SP: Not real enthused about looking at this next package if this entails additional dollars – beyond the $700 billion – and if it at all would suggest in this new proposal that these would be grants, not loans. And because Paulson just came out yesterday and again this morning kind of shifting gears on Americans in terms of what had just been proposed in the first bailout. It kind of lends to some distrust to the solution here that’s being proposed. So we all need more information on what exactly is it this time – the second bailout package that would evidently be very beneficial for manufacturing, for the auto industry. If that’s important we have to consider it. But no more surprises. I think the surprises make the electorate distrust elected officials and their ability to appoint people who are to be looking out for the public’s interest.

TWS: Given that reality…

SP: And the other Republican governors, too. I don’t hear a whole lot of them real enthused about the second idea.

TWS: Given the changes – and the fact that they’re suddenly shifting – do you have any regrets for supporting the initial bailout?

SP: No, because I think that we had to do something there. And Bill Kristol and others up there were saying also there had to be action taken by the federal government to start shoring up some of the elements here of the economic collapse – especially in the housing market. But now, with talk of a second, a third, a fourth stimulus or bailout package that’s being considered right now without all of the details – and was suggested up there also, all three pages of the $700 billion bailout. Well, not regret for the action that was taken. But certainly Americans need to know what we’re talking about when we’re talking about these solutions that aren’t obviously solely based on free enterprise solutions. We need more information.

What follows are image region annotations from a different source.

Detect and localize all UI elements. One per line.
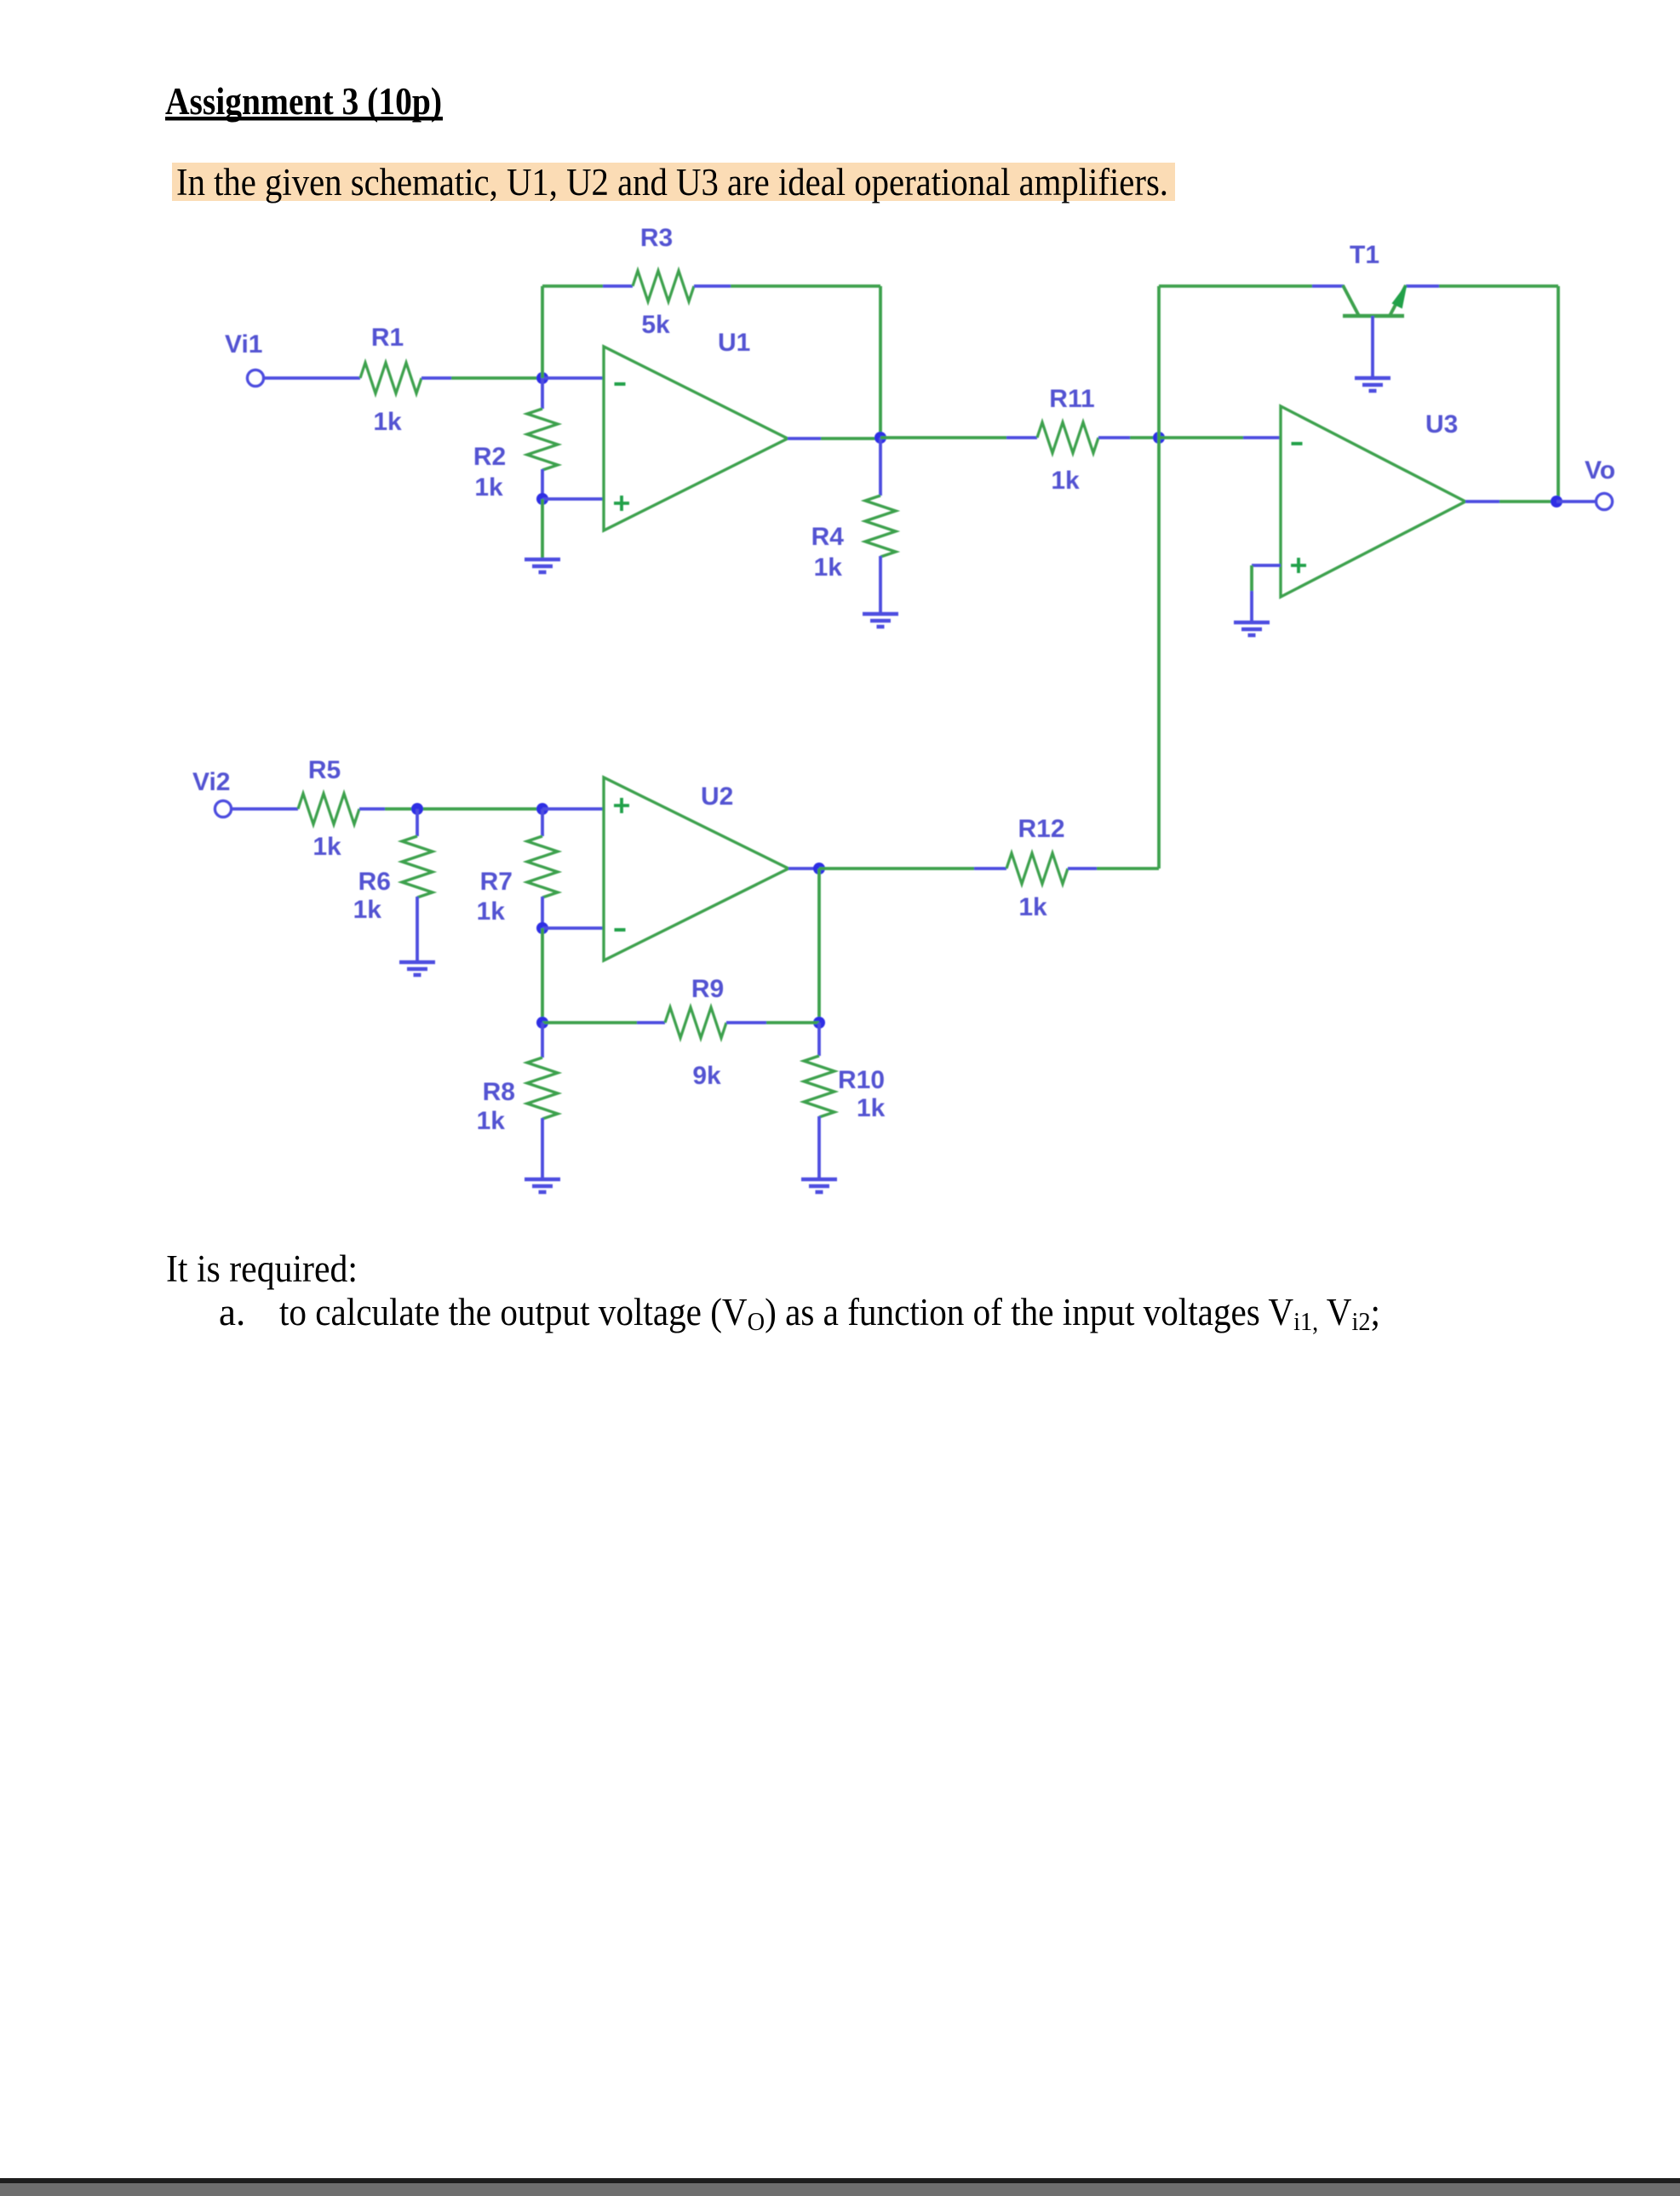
svg-text:1k: 1k — [1051, 467, 1080, 495]
svg-text:Vi2: Vi2 — [192, 768, 231, 796]
svg-text:1k: 1k — [373, 408, 402, 436]
svg-text:1k: 1k — [477, 897, 506, 926]
svg-text:9k: 9k — [692, 1062, 721, 1090]
svg-text:R12: R12 — [1018, 815, 1064, 843]
svg-text:1k: 1k — [1018, 893, 1047, 921]
svg-text:1k: 1k — [312, 833, 341, 861]
svg-text:R9: R9 — [691, 975, 724, 1003]
svg-text:R1: R1 — [371, 324, 404, 352]
svg-text:T1: T1 — [1350, 241, 1379, 269]
svg-text:R6: R6 — [358, 868, 391, 896]
svg-text:In the given schematic, U1, U2: In the given schematic, U1, U2 and U3 ar… — [176, 161, 1168, 204]
svg-text:1k: 1k — [857, 1094, 886, 1122]
svg-text:1k: 1k — [814, 553, 843, 582]
svg-text:a.: a. — [219, 1291, 245, 1333]
svg-text:1k: 1k — [477, 1107, 506, 1135]
svg-text:R11: R11 — [1049, 385, 1094, 413]
svg-text:U2: U2 — [701, 783, 733, 811]
svg-text:1k: 1k — [353, 896, 382, 924]
svg-text:Vi1: Vi1 — [225, 330, 263, 358]
svg-text:R3: R3 — [640, 224, 673, 252]
svg-text:R4: R4 — [811, 523, 845, 551]
svg-text:Assignment 3 (10p): Assignment 3 (10p) — [165, 80, 442, 123]
svg-text:to calculate the output voltag: to calculate the output voltage (VO) as … — [279, 1291, 1380, 1336]
svg-text:R10: R10 — [838, 1066, 885, 1094]
svg-text:R8: R8 — [483, 1078, 515, 1106]
svg-text:U1: U1 — [718, 329, 750, 357]
svg-text:Vo: Vo — [1585, 456, 1615, 484]
svg-text:R7: R7 — [480, 868, 513, 896]
svg-text:R5: R5 — [308, 756, 341, 784]
svg-text:5k: 5k — [641, 311, 670, 339]
svg-text:R2: R2 — [473, 443, 506, 471]
svg-text:1k: 1k — [474, 473, 503, 502]
svg-text:U3: U3 — [1425, 410, 1458, 439]
svg-text:It is required:: It is required: — [166, 1247, 358, 1290]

And we also need to get to the point where we’re not reacting in crisis mode but we can be proactive here. That entails of course greater oversight of the entities and the players involved in all this. But with this second bailout plan that would evidently exclusively assist one segment of the manufacturing industry we want to know – Americans want to know that there is accountability here also. And if there were poor management practices and actions taken by the corporations and companies themselves that led to this collapse – it shouldn’t be about a blank check handed to them as a reward for perhaps some poor judgment and poor decisions made. There’s got to be accountability, otherwise, you know, there’s going to be a line of entities, states, people with their hands out sayin’: ’I want some of that, too.’ And what about those who have been wise and made sound decisions based on the circumstances that they were in?